# sbol-fasta
Pure-Rust FASTA → SBOL 3 importer for the `sbol-rs` ecosystem.
FASTA is the lowest-common-denominator sequence exchange format —
NCBI BLAST, UniProt downloads, every genome project, and most
bioinformatics tools either emit or accept it. This crate lets
`sbol-rs` ingest that data with zero new transitive dependencies.
Each `>header` record becomes one `sbol::Component` paired with one
`sbol::Sequence`. The component's biological type (DNA / RNA /
protein) and the sequence's EDAM encoding are auto-detected from the
alphabet of the sequence itself; the detection can be overridden
with `FastaImporter::with_alphabet` when the data is ambiguous.

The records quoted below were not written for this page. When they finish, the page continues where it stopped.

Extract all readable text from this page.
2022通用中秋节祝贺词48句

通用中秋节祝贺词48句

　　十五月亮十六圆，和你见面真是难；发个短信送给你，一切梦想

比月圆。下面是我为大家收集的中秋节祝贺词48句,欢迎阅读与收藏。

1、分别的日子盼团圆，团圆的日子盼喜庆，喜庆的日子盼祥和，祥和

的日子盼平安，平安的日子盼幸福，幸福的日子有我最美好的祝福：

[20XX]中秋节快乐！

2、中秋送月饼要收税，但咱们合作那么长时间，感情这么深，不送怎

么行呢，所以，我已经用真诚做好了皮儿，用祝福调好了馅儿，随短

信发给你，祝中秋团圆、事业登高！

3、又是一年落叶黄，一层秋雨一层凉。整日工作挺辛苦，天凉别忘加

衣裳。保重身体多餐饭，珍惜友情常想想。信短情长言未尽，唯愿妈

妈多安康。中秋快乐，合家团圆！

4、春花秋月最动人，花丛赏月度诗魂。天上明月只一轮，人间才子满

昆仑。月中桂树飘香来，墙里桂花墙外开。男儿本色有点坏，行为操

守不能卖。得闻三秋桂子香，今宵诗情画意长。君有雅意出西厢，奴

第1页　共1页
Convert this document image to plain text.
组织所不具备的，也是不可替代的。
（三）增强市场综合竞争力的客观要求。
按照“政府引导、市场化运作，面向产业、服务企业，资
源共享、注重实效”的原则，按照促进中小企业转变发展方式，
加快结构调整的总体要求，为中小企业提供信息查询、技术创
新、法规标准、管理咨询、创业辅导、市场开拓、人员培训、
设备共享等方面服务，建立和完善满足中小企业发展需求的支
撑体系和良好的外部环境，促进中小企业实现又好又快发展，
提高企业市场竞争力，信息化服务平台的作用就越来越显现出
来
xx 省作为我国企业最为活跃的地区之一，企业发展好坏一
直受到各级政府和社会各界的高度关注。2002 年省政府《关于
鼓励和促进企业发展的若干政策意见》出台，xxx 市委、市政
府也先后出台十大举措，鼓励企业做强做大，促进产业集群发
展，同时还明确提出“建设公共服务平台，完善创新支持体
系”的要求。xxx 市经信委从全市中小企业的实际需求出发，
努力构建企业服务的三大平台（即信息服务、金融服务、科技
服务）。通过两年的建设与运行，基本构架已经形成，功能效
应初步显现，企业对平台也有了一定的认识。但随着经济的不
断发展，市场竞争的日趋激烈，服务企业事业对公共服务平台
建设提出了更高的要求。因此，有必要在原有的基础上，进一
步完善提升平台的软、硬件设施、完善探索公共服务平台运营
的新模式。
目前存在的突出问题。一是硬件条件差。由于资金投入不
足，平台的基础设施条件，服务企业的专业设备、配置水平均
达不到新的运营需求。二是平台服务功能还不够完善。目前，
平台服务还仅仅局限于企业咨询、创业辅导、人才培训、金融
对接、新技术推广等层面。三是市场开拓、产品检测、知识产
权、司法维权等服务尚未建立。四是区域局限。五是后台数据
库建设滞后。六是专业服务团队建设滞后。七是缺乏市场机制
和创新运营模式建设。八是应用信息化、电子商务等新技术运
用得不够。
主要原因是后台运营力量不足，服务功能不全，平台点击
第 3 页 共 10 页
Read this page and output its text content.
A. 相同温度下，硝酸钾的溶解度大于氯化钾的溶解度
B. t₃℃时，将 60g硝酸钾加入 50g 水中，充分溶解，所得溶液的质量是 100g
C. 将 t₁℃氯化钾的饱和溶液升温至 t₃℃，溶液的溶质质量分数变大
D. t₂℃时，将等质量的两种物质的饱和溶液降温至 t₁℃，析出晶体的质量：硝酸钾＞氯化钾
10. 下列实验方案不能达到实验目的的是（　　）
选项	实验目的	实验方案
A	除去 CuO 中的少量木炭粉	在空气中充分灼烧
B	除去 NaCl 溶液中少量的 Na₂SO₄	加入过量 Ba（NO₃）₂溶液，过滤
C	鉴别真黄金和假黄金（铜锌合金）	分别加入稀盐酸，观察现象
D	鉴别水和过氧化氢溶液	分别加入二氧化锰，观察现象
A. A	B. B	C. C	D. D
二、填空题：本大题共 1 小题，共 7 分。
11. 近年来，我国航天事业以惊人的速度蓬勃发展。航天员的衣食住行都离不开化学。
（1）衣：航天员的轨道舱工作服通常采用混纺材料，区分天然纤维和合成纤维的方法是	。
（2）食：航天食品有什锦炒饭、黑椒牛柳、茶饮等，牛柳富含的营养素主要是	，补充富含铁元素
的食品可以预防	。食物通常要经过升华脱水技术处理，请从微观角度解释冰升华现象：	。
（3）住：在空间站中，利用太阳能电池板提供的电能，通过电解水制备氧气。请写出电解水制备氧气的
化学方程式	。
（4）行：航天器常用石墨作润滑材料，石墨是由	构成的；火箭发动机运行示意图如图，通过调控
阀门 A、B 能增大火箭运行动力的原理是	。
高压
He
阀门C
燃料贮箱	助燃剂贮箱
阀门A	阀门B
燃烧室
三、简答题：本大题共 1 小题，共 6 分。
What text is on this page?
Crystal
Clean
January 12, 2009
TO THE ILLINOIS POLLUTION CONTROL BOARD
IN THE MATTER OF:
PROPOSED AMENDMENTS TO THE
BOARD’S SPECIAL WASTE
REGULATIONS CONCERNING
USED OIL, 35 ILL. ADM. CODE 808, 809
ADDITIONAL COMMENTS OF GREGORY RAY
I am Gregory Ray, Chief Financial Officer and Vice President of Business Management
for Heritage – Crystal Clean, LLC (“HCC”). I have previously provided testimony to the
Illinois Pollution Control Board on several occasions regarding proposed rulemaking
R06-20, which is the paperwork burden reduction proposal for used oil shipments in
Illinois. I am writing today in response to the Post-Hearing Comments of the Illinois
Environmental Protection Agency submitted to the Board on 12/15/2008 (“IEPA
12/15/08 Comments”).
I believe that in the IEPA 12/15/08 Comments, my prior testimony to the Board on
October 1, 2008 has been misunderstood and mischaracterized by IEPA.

FASTA carries no feature annotations — what you get back is a
Component with no `SequenceFeature`s. For annotated data, use
[`sbol-genbank`](../sbol-genbank/) instead.
## Quickstart
```rust
use sbol_fasta::FastaImporter;
let (document, report) =
FastaImporter::new("https://example.org/lab")?.read_path("genome.fasta")?;
println!(
"{} component(s) ({} DNA, {} RNA, {} protein)",
report.components, report.dna_records, report.rna_records, report.protein_records
);
document.check()?;
# Ok::<(), Box<dyn std::error::Error>>(())
```
## CLI
```sh
sbol import-fasta genome.fasta \
--namespace https://example.org/lab \
--to turtle \
-o genome.ttl \
--validate
# Override alphabet detection for ambiguous sequences:
sbol import-fasta peptide.fasta \
--namespace https://example.org/lab \
--alphabet protein \
--to turtle -o peptide.ttl
```
Accepted extensions: `.fasta`, `.fa`, `.fna`, `.faa`.
## Alphabet detection
| Sequence contains `U` or `u` | RNA |
| Sequence contains protein-only letters (`E`, `F`, `I`, `L`, `P`, `Q`, `Z`) | Protein |
| Anything else | DNA |
This handles the ambiguous case of FASTA files whose sequence is
pure `A`/`C`/`G`/`T` — these are also valid protein letters, but in
practice overwhelmingly mean DNA. Override with `--alphabet protein`
on the CLI or `.with_alphabet(Alphabet::Protein)` in the SDK when
the data is genuinely a peptide.
## Dependencies
`sbol-fasta` does not depend on a third-party FASTA parser; the
~100-line parser lives in
[`src/parser.rs`](src/parser.rs). Compared to pulling in
`noodles-fasta`, this saves four transitive dependencies (`bstr`,
`memchr`, `noodles-bgzf`, `noodles-core`) for what amounts to "split
on `>`, concatenate continuation lines."